The economic case for low-carbon urban development is compelling. Even with very conservative assumptions, the current global value of that opportunity could be US$16.6 trillion by 2050. And that value could increase significantly, and the payback periods on the investments could shorten substantially, with effective national and international support and continued leadership by cities. In addition, there is a compelling wider economic case for transformation towards a more compact, connected and efficient urban development model. As Better Growth, Better Climate shows, this model can also make cities more productive, socially inclusive, resilient, cleaner, quieter and safer.
This new study puts the kibosh on conservative naysayers who fear going green, pushing for lower carbon outputs in all industries might lead to the end of the world.

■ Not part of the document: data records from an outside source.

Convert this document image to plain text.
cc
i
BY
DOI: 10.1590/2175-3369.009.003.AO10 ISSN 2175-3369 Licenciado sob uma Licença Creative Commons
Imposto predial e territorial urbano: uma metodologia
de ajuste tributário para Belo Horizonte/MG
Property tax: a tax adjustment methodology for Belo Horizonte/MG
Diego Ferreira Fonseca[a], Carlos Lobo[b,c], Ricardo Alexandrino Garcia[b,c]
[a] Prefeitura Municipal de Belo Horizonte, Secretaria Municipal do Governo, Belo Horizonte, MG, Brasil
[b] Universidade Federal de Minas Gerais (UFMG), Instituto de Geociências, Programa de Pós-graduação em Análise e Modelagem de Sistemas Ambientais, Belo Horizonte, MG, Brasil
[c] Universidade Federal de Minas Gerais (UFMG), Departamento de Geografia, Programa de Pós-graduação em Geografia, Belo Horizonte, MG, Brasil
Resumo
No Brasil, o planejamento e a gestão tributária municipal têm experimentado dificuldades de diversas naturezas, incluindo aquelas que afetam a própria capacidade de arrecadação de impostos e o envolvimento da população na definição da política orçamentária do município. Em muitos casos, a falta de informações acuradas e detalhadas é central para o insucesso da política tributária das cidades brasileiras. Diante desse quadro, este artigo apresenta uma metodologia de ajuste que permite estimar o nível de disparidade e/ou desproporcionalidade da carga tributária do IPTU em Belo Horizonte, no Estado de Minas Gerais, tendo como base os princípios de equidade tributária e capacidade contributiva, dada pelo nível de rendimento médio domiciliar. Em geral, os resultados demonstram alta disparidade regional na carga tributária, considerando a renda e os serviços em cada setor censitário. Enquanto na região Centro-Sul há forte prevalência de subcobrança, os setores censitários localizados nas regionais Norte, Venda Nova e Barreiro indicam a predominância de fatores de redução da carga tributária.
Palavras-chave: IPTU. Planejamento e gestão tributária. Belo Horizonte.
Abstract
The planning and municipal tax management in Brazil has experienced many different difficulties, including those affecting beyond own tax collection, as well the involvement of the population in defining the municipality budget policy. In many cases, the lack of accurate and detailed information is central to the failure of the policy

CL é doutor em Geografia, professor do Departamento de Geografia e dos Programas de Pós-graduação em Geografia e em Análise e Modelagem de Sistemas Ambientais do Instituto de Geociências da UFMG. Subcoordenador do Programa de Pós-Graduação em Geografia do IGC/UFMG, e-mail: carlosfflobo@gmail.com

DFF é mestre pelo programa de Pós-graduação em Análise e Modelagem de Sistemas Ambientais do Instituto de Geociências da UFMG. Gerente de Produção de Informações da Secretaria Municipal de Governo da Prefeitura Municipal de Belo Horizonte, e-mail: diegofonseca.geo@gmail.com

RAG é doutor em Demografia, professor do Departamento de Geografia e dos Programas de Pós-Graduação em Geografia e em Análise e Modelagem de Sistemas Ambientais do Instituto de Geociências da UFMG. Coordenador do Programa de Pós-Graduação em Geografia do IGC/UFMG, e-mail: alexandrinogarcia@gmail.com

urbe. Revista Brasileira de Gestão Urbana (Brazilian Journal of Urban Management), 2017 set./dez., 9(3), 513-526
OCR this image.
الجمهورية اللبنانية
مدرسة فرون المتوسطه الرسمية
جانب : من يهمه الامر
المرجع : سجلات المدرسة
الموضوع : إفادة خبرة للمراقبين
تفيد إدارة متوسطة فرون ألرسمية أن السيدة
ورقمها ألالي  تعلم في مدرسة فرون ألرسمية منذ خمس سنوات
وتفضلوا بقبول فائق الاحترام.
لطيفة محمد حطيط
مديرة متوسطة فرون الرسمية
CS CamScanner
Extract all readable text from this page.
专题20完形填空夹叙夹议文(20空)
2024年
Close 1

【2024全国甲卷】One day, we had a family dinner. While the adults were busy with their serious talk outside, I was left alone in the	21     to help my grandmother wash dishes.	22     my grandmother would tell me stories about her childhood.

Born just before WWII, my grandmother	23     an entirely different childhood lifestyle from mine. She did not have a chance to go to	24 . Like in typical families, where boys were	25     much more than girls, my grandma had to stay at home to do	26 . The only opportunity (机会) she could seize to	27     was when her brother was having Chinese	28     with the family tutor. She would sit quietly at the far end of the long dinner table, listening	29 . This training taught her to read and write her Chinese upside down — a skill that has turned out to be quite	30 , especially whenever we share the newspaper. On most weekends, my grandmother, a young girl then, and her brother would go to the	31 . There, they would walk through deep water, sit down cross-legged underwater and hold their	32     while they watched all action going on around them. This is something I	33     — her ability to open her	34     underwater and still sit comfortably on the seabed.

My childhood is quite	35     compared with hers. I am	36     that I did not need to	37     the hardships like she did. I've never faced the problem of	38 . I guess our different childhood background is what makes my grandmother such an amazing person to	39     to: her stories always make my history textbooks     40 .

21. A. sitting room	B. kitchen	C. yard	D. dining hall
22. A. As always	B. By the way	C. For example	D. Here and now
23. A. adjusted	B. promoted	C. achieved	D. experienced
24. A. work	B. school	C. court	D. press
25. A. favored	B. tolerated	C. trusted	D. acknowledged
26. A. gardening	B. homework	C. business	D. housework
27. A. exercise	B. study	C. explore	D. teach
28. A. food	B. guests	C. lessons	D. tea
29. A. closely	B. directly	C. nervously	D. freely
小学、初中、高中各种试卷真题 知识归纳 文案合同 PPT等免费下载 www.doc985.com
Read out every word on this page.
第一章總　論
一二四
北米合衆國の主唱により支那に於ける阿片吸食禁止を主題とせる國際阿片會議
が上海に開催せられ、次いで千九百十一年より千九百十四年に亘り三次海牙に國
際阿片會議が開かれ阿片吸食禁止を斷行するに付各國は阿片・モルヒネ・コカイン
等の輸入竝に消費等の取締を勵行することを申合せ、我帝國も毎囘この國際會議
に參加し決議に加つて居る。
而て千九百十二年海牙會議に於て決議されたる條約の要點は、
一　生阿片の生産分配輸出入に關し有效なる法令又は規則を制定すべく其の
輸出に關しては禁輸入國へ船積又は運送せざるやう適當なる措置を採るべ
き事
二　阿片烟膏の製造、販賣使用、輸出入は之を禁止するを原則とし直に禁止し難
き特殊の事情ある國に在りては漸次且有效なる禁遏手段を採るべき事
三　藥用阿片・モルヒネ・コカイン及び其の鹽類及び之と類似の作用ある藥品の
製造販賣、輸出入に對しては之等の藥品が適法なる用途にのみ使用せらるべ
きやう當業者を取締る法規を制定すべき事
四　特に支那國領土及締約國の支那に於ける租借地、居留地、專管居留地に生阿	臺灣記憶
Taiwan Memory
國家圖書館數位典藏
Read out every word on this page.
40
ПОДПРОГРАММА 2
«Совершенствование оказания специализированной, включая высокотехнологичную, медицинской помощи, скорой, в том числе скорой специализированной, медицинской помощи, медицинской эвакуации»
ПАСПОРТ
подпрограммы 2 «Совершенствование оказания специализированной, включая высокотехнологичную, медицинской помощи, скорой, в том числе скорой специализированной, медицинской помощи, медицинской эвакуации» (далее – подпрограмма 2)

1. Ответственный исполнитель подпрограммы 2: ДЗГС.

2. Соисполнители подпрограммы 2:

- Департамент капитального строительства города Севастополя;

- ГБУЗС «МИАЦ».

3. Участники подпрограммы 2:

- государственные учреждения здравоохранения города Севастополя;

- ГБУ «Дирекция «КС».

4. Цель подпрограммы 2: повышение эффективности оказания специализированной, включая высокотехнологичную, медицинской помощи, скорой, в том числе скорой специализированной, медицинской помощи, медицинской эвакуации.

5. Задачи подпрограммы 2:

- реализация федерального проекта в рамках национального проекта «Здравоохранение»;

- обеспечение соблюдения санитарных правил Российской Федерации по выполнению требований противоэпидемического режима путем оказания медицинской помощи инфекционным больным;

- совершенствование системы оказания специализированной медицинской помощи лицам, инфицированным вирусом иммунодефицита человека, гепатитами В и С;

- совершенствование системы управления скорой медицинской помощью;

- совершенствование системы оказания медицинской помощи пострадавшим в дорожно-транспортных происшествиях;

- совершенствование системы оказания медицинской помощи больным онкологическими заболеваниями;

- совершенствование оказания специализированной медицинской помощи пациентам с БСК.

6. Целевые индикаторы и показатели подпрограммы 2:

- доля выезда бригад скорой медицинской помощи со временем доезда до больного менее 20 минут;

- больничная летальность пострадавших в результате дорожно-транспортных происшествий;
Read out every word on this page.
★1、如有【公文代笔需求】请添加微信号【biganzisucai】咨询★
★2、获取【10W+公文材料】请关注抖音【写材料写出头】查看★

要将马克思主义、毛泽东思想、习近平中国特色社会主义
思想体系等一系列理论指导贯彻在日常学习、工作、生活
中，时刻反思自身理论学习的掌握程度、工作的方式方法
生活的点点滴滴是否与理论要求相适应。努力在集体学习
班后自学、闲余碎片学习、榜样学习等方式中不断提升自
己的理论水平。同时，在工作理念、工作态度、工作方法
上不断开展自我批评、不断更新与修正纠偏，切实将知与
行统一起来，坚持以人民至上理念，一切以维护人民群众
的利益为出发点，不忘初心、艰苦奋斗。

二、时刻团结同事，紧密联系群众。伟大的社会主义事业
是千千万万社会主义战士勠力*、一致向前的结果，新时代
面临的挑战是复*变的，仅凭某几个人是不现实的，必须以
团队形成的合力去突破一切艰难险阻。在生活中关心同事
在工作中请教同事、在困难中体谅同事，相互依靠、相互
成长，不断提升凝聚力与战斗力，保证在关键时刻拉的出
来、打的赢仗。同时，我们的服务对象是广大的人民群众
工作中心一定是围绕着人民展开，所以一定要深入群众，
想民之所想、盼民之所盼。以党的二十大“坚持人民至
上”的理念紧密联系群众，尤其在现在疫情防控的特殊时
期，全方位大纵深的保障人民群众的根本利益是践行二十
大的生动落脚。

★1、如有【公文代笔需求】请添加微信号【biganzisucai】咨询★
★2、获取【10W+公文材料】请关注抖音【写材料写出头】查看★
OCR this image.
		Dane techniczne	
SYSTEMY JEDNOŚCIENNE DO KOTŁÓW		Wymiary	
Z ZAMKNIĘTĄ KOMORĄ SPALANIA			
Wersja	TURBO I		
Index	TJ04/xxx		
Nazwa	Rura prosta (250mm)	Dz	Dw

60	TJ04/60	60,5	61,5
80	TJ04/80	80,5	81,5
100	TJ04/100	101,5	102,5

The amount of money saved can balloon even higher—much higher:
With complementary national policies such as support for low-carbon innovation, reduced fossil fuel subsidies, and carbon pricing, the savings could be as high as US$22 trillion.
They point to examples:
The report offers numerous examples of cities that have achieved or can achieve economic benefits from green investments.
- Bus Rapid Transit: The economic returns of Johannesburg’s Bus Rapid Transit system in its first phase were close to US$900 million.
- Building efficiency: Singapore’s “Green Mark” program, for instance, which aims to cover 80% of its buildings by 2030, could see a reduction in building electricity use of 22% and net economic savings of over US$400 million.
- Cycling: Copenhagen’s planned Cycle Super Highways are estimated to have an internal rate of return on investment of 19% per year.
They also have recommendations
ranging from the local level all the way to the national and international levels that do not seem particularly hard to achieve—when you think logically, of course.
City and local governments should demonstrate leadership by committing to ambitious emission reduction targets and/or low emission development strategies, aiming to be compliant with the framework of the Compact of Mayors by 2020.94 This should include building the skills of political leaders and municipal staff to plan, design, finance and deliver low-carbon development plans, and improving coordination of transport and land use decisions by integrating the authorities.
People like Rick Scott may have a hard time saying the phrase "climate change" but it's time we the people make people like Ricky put on their big boy pants and act like an adults.